Unidata / netcdf-java

The Unidata netcdf-java library
https://docs.unidata.ucar.edu/netcdf-java/current/userguide/index.html
BSD 3-Clause "New" or "Revised" License
143 stars 68 forks source link

Unpacked values from scaled/offset dataset are all NaN. #1312

Closed rschmunk closed 4 months ago

rschmunk commented 4 months ago

Versions impacted by the bug

Any build of version 5.5.4 from the past month.

What went wrong?

A user wrote that a plot of his data was coming up blank when using a just-downloaded Panoply. A quick check revealed that Panoply was seeing all NaN values even though an ncdump showed good values. Some further testing demonstrated that this was also occurring with a copy of Panoply from a month ago, but that a copy from the very end of December 2023 was plotting as expected. In all three cases, the Panoply release was using an up-to-date build of the netcdf-Java 5.x-maint snapshot.
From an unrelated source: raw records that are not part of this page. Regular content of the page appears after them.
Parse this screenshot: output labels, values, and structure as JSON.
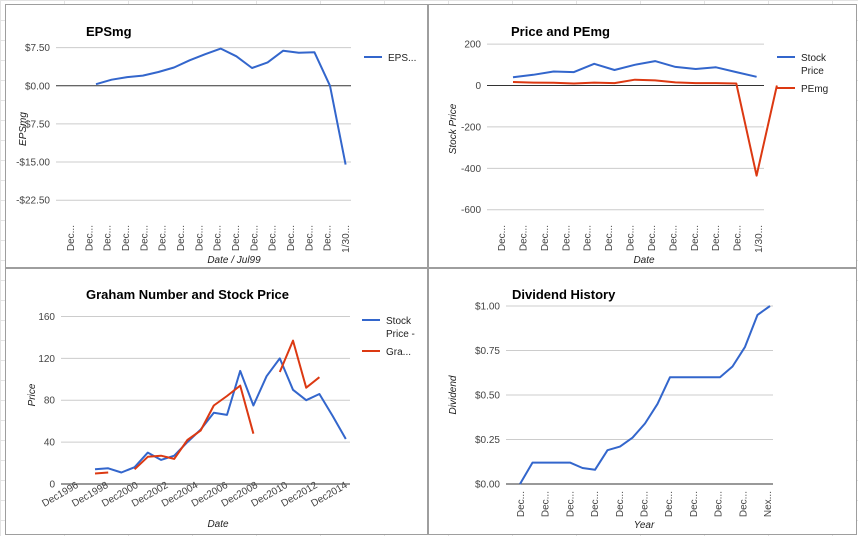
{
  "chart_data": [
    {
      "id": "eps",
      "type": "line",
      "title": "EPSmg",
      "xlabel": "Date / Jul99",
      "ylabel": "EPSmg",
      "ylim": [
        -26,
        9
      ],
      "yticks": [
        7.5,
        0,
        -7.5,
        -15,
        -22.5
      ],
      "ytick_labels": [
        "$7.50",
        "$0.00",
        "-$7.50",
        "-$15.00",
        "-$22.50"
      ],
      "x_tick_labels": [
        "Dec...",
        "Dec...",
        "Dec...",
        "Dec...",
        "Dec...",
        "Dec...",
        "Dec...",
        "Dec...",
        "Dec...",
        "Dec...",
        "Dec...",
        "Dec...",
        "Dec...",
        "Dec...",
        "Dec...",
        "1/30..."
      ],
      "legend_position": "right",
      "series": [
        {
          "name": "EPS...",
          "color": "#3366cc",
          "values": [
            0.3,
            1.2,
            1.7,
            2.0,
            2.7,
            3.6,
            5.0,
            6.2,
            7.3,
            5.8,
            3.5,
            4.6,
            6.9,
            6.5,
            6.6,
            0.0,
            -15.5
          ]
        }
      ]
    },
    {
      "id": "price-pe",
      "type": "line",
      "title": "Price and PEmg",
      "xlabel": "Date",
      "ylabel": "Stock Price",
      "ylim": [
        -640,
        220
      ],
      "yticks": [
        200,
        0,
        -200,
        -400,
        -600
      ],
      "ytick_labels": [
        "200",
        "0",
        "-200",
        "-400",
        "-600"
      ],
      "x_tick_labels": [
        "Dec...",
        "Dec...",
        "Dec...",
        "Dec...",
        "Dec...",
        "Dec...",
        "Dec...",
        "Dec...",
        "Dec...",
        "Dec...",
        "Dec...",
        "Dec...",
        "1/30..."
      ],
      "legend_position": "right",
      "series": [
        {
          "name": "Stock Price",
          "color": "#3366cc",
          "values": [
            40,
            52,
            68,
            65,
            105,
            75,
            100,
            118,
            90,
            80,
            88,
            65,
            42
          ]
        },
        {
          "name": "PEmg",
          "color": "#dc3912",
          "values": [
            17,
            14,
            13,
            10,
            14,
            12,
            28,
            25,
            15,
            12,
            12,
            10,
            -435,
            0
          ]
        }
      ]
    },
    {
      "id": "graham",
      "type": "line",
      "title": "Graham Number and Stock Price",
      "xlabel": "Date",
      "ylabel": "Price",
      "ylim": [
        0,
        170
      ],
      "yticks": [
        0,
        40,
        80,
        120,
        160
      ],
      "ytick_labels": [
        "0",
        "40",
        "80",
        "120",
        "160"
      ],
      "x_tick_labels": [
        "Dec1996",
        "Dec1998",
        "Dec2000",
        "Dec2002",
        "Dec2004",
        "Dec2006",
        "Dec2008",
        "Dec2010",
        "Dec2012",
        "Dec2014"
      ],
      "legend_position": "right",
      "series": [
        {
          "name": "Stock Price -",
          "color": "#3366cc",
          "values": [
            14,
            15,
            11,
            16,
            30,
            23,
            27,
            40,
            52,
            68,
            66,
            108,
            75,
            103,
            120,
            90,
            80,
            86,
            65,
            43
          ]
        },
        {
          "name": "Gra...",
          "color": "#dc3912",
          "values": [
            10,
            11,
            null,
            14,
            26,
            27,
            24,
            42,
            51,
            75,
            84,
            94,
            48,
            null,
            107,
            137,
            92,
            102
          ]
        }
      ]
    },
    {
      "id": "dividend",
      "type": "line",
      "title": "Dividend History",
      "xlabel": "Year",
      "ylabel": "Dividend",
      "ylim": [
        0,
        1.0
      ],
      "yticks": [
        0,
        0.25,
        0.5,
        0.75,
        1.0
      ],
      "ytick_labels": [
        "$0.00",
        "$0.25",
        "$0.50",
        "$0.75",
        "$1.00"
      ],
      "x_tick_labels": [
        "Dec...",
        "Dec...",
        "Dec...",
        "Dec...",
        "Dec...",
        "Dec...",
        "Dec...",
        "Dec...",
        "Dec...",
        "Dec...",
        "Nex..."
      ],
      "legend_position": "none",
      "series": [
        {
          "name": "",
          "color": "#3366cc",
          "values": [
            0,
            0.12,
            0.12,
            0.12,
            0.12,
            0.09,
            0.08,
            0.19,
            0.21,
            0.26,
            0.34,
            0.45,
            0.6,
            0.6,
            0.6,
            0.6,
            0.6,
            0.66,
            0.77,
            0.95,
            1.0
          ]
        }
      ]
    }
  ]
}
The dataset packs the data as shorts and specifies a scale value and an offset. Panoply acquires the dataset in enhanced mode and accepts whatever values netCDF-Java says are there.

If I modify Panoply to acquire the dataset in NOT enhanced mode, then netCDF-Java reports the unpacked short values and a plot is successfully made. If I build a copy of Panoply using a copy of netcdfAll that I built on December 28 and tell it to acquire the dataset in enhanced mode, the unpacked data values are correctly reported and a plot is successfully made.

Looking at the commit history on the 5.x-maint branch, it looks like there were some modifications to unpacking data made about January 12, which seems a likely point where the problem is occurring. Nothing I noticed in the changes then jumps out at me as the obvious cause, but I haven't dug very deep yet.

Not sure if it's at all meaningful, but the scale and offset values are reeeaally small.

A copy of the example dataset that revealed the issue can be downloaded from Dropbox. It's a CF-1.6 dataset with lon-lat data on a relatively small array covering the re4gion around Mexico City.

Relevant stack trace

No response

Relevant log messages

No response

If you have an example file that you can share, please attach it to this issue.

If so, may we include it in our test datasets to help ensure the bug does not return once fixed? Note: the test datasets are publicly accessible without restriction.

Yes

Code of Conduct

haileyajohnson commented 4 months ago

@rschmunk just to clarify, the place where Panoply is getting incorrect data is from a call to NetcdfDatasets.openDataset(filename) with enhanced=all?

rschmunk commented 4 months ago

Actually

NetcdfFile njfile = NetcdfFiles.open (filePathStr);
NetccdfDataset njdataset = NetcdfDatasets.enhance (njfile, ENHANCEMENT, null);

where ENHANCEMENT is the default enhancement plus allowing for an "incomplete" coordinate system.

If you're wondering why I acquire the dataset in two steps, it's actually because there's also a step where I acquire an unenhanced version in order to see the original CDL description.

rschmunk commented 4 months ago

@haileyajohnson, I tracked this down, and it has to do with the changes made to the ConvertMissing filter on January 12. I'm not sure which commit in particular was the coup de grace, as there were about 6 of them that day.

TL;DR - the unpacked data values from the sample dataset are all much smaller than Misc.defaultMaxRelativeDiffFloat.

Long version...

As noted above, the scale and offset values in the sample dataset are really small. Tiny even. The scale factor is of order 1E-12 and the offset of order 1E-7, and after unpacking, the output data results are of order 1E-8.

The dataset also specifies that the _FillValue is the same as the missing_value. Unpacked, the fill/missing value is ~ 0 (actually, also of order 1E-12).

The problem then is that ConvertMissing.isMissing receives an unpacked data value, checks if it is less than Misc.defaultMaxRelativeDiffFloat away from the unpacked fill value. Since that default difference is of order 1E-5, then of course the method is returning true. Every value in the array is being deemed invalid and the convert method sends back NaN for the entire array.

So it seems like a smaller difference value needs to be used in the test when dealing with such tiny scale factors and offsets.

haileyajohnson commented 4 months ago

Thanks for tracking that down! We did change the fuzzyequals comparison to use a relative diff instead of absolute diff, and that's what broke this case - I'm planning on reverting that change. But another issue I think is that we need to do the missing and fill value comparisons with unpacked data, so that the fuzyequals implementation doesn't matter. I should have a fix up shortly. Thanks for all your help!

rschmunk commented 4 months ago

@haileyajohnson, I thought about trying to hack up a test of modifying ConvertMissing to allow for specifying a more flexible relative difference in its fuzzy-equals test. But I took a second look at how many parameters there already are in the constructor and said, "Nah."

rschmunk commented 4 months ago

I downloaded a fresh snapshot and built it into Panoply. It plots the sample data as expected, so it looks like #1315 was what was needed.